По Москве сносили много старых строений, освобождая место новым; целые кварталы рушились под разухабистые шутки молодых рабочих, и к этому привыкли. Груды искореженных балок, кирпича, раздерганных стен, дверных и оконных проемов, труб, какой-то дряхлой рухляди — беспризорные теперь громоздкие, массивные шкафы, столы, старинные укладки, окованные железным узорочьем, с прочными, ручной работы запорами, и еще множество самых неожиданных вещей, брошенных за ненадобностью уезжавшими на новые квартиры, вызывали у людей постарше неясные и самые разные воспоминания, и счастливые, и грустные.
Послевоенная же молодежь, поднявшаяся уже в мирные годы и, естественно, впитавшая в себя современные скорости и ритмы, равнодушно скользила по рухляди прошлого отсутствующими, а то и насмешливыми глазами, — молодежь вела себя вполне естественно, и ее куда больше интересовали запретные и оттого остро волнующие проблемы секса, порнографии, в последнее десятилетие особенно настойчиво пропагандируемых заграничными популярными журналами, проникающими через все границы и препоны, а также растущие цены на импортные джинсы, упорное стремление перехитрить природу и хотя бы внешне снивелировать разницу полов.

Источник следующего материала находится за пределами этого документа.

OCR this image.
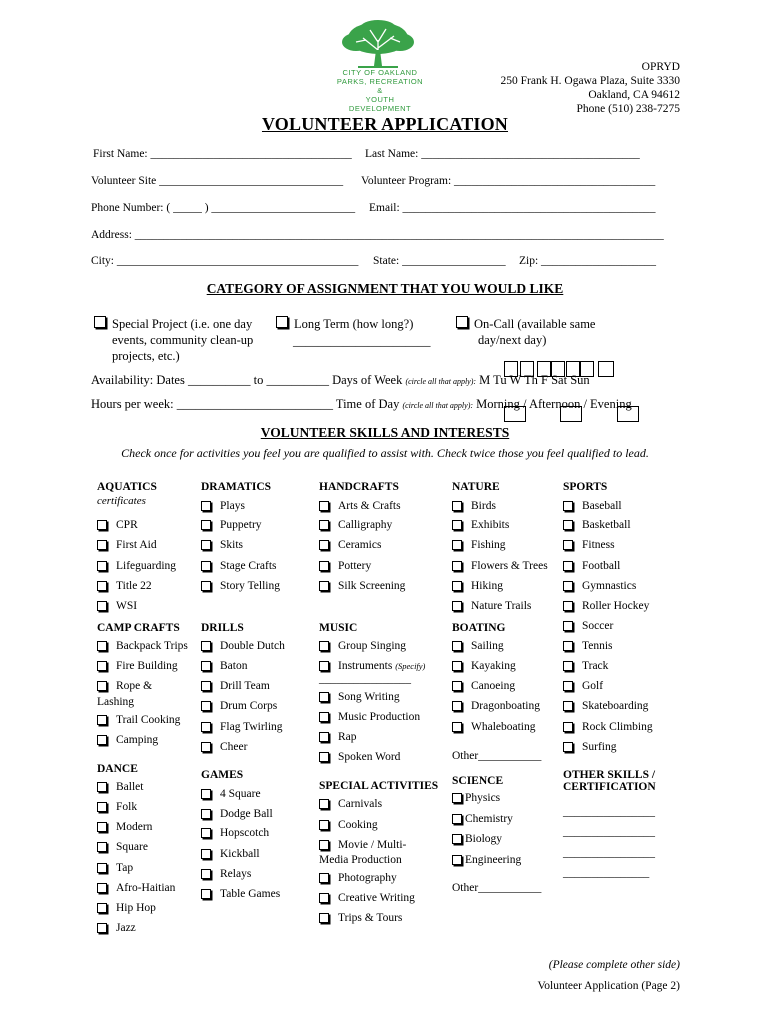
CITY OF OAKLAND
PARKS, RECREATION &
YOUTH DEVELOPMENT
OPRYD
250 Frank H. Ogawa Plaza, Suite 3330
Oakland, CA 94612
Phone (510) 238-7275
VOLUNTEER APPLICATION
First Name: ___________________________________ Last Name: ______________________________________
Volunteer Site ________________________________ Volunteer Program: ___________________________________
Phone Number: ( _____ ) _________________________ Email: ____________________________________________
Address: ____________________________________________________________________________________________
City: __________________________________________ State: __________________ Zip: ____________________
CATEGORY OF ASSIGNMENT THAT YOU WOULD LIKE
Special Project (i.e. one day
events, community clean-up
projects, etc.)
Long Term (how long?)
______________________
On-Call (available same
day/next day)
Availability: Dates __________ to __________ Days of Week (circle all that apply): M Tu W Th F Sat Sun
Hours per week: _________________________ Time of Day (circle all that apply): Morning / Afternoon / Evening
VOLUNTEER SKILLS AND INTERESTS
Check once for activities you feel you are qualified to assist with. Check twice those you feel qualified to lead.
AQUATICS
certificates
CPR
First Aid
Lifeguarding
Title 22
WSI
CAMP CRAFTS
Backpack Trips
Fire Building
Rope &
Lashing
Trail Cooking
Camping
DANCE
Ballet
Folk
Modern
Square
Tap
Afro-Haitian
Hip Hop
Jazz
DRAMATICS
Plays
Puppetry
Skits
Stage Crafts
Story Telling
DRILLS
Double Dutch
Baton
Drill Team
Drum Corps
Flag Twirling
Cheer
GAMES
4 Square
Dodge Ball
Hopscotch
Kickball
Relays
Table Games
HANDCRAFTS
Arts & Crafts
Calligraphy
Ceramics
Pottery
Silk Screening
MUSIC
Group Singing
Instruments
(Specify)
________________
Song Writing
Music Production
Rap
Spoken Word
SPECIAL ACTIVITIES
Carnivals
Cooking
Movie / Multi-
Media Production
Photography
Creative Writing
Trips & Tours
NATURE
Birds
Exhibits
Fishing
Flowers & Trees
Hiking
Nature Trails
BOATING
Sailing
Kayaking
Canoeing
Dragonboating
Whaleboating
Other___________
SCIENCE
Physics
Chemistry
Biology
Engineering
Other___________
SPORTS
Baseball
Basketball
Fitness
Football
Gymnastics
Roller Hockey
Soccer
Tennis
Track
Golf
Skateboarding
Rock Climbing
Surfing
OTHER SKILLS /
CERTIFICATION
________________
________________
________________
_______________
(Please complete other side)
Volunteer Application (Page 2)
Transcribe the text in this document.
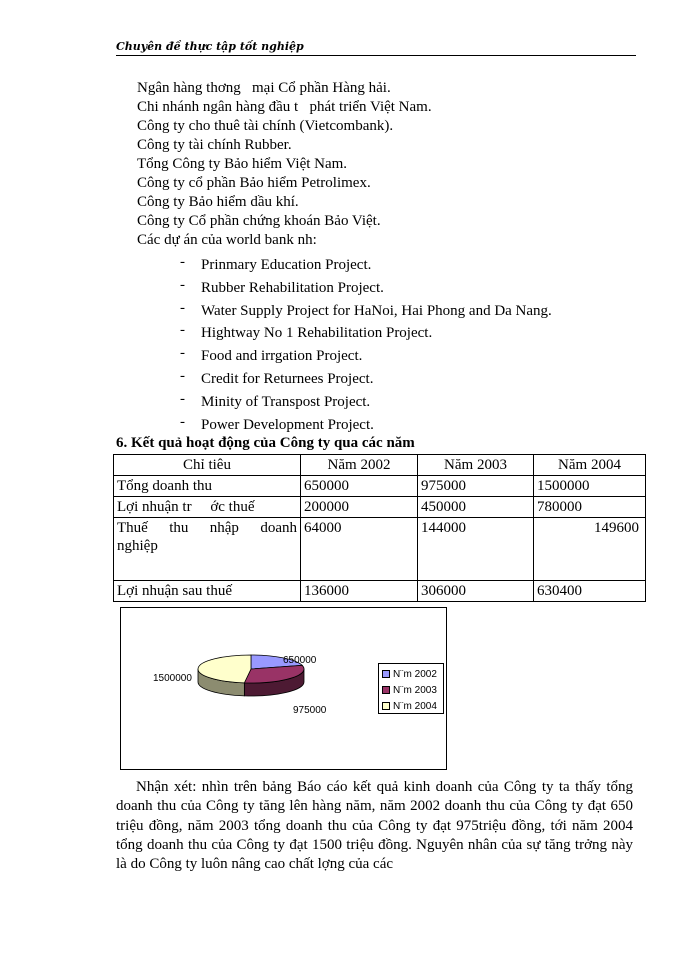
Chuyên đề thực tập tốt nghiệp
Ngân hàng thơng   mại Cổ phần Hàng hải.
Chi nhánh ngân hàng đầu t   phát triển Việt Nam.
Công ty cho thuê tài chính (Vietcombank).
Công ty tài chính Rubber.
Tổng Công ty Bảo hiểm Việt Nam.
Công ty cổ phần Bảo hiểm Petrolimex.
Công ty Bảo hiểm dầu khí.
Công ty Cổ phần chứng khoán Bảo Việt.
Các dự án của world bank nh:
- Prinmary Education Project.
- Rubber Rehabilitation Project.
- Water Supply Project for HaNoi, Hai Phong and Da Nang.
- Hightway No 1 Rehabilitation Project.
- Food and irrgation Project.
- Credit for Returnees Project.
- Minity of Transpost Project.
- Power Development Project.
6. Kết quả hoạt động của Công ty qua các năm
Chỉ tiêu	Năm 2002	Năm 2003	Năm 2004
Tổng doanh thu	650000	975000	1500000
Lợi nhuận tr     ớc thuế	200000	450000	780000
Thuế thu nhập doanh nghiệp	64000	144000	149600
Lợi nhuận sau thuế	136000	306000	630400
650000
975000
1500000	N¨m 2002
N¨m 2003
N¨m 2004
Nhận xét: nhìn trên bảng Báo cáo kết quả kinh doanh của Công ty ta thấy tổng doanh thu của Công ty tăng lên hàng năm, năm 2002 doanh thu của Công ty đạt 650 triệu đồng, năm 2003 tổng doanh thu của Công ty đạt 975triệu đồng, tới năm 2004 tổng doanh thu của Công ty đạt 1500 triệu đồng. Nguyên nhân của sự tăng trởng này là do Công ty luôn nâng cao chất lợng của các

Старый дом стоял в сравнительно тихом месте, угрюмо и обреченно возвышаясь под московским небом, — два нижних каменных этажа и третий деревянный, надстроенный уже в эпоху эмансипации и женских воздушных перелетов на дальние расстояния на самолетах отечественных марок.
И вот постепенно в окнах обреченного дома начала исчезать жизнь. То в одном, то в другом пропадали занавески, по вечерам в них уже не горел свет, окна нижнего этажа заколачивались, а затем, как-то под вечер, с крыши дома рабочие сорвали железо, и сиротливо проступил дощатый, изрядно тронутый гнилью, ребристый остов основы.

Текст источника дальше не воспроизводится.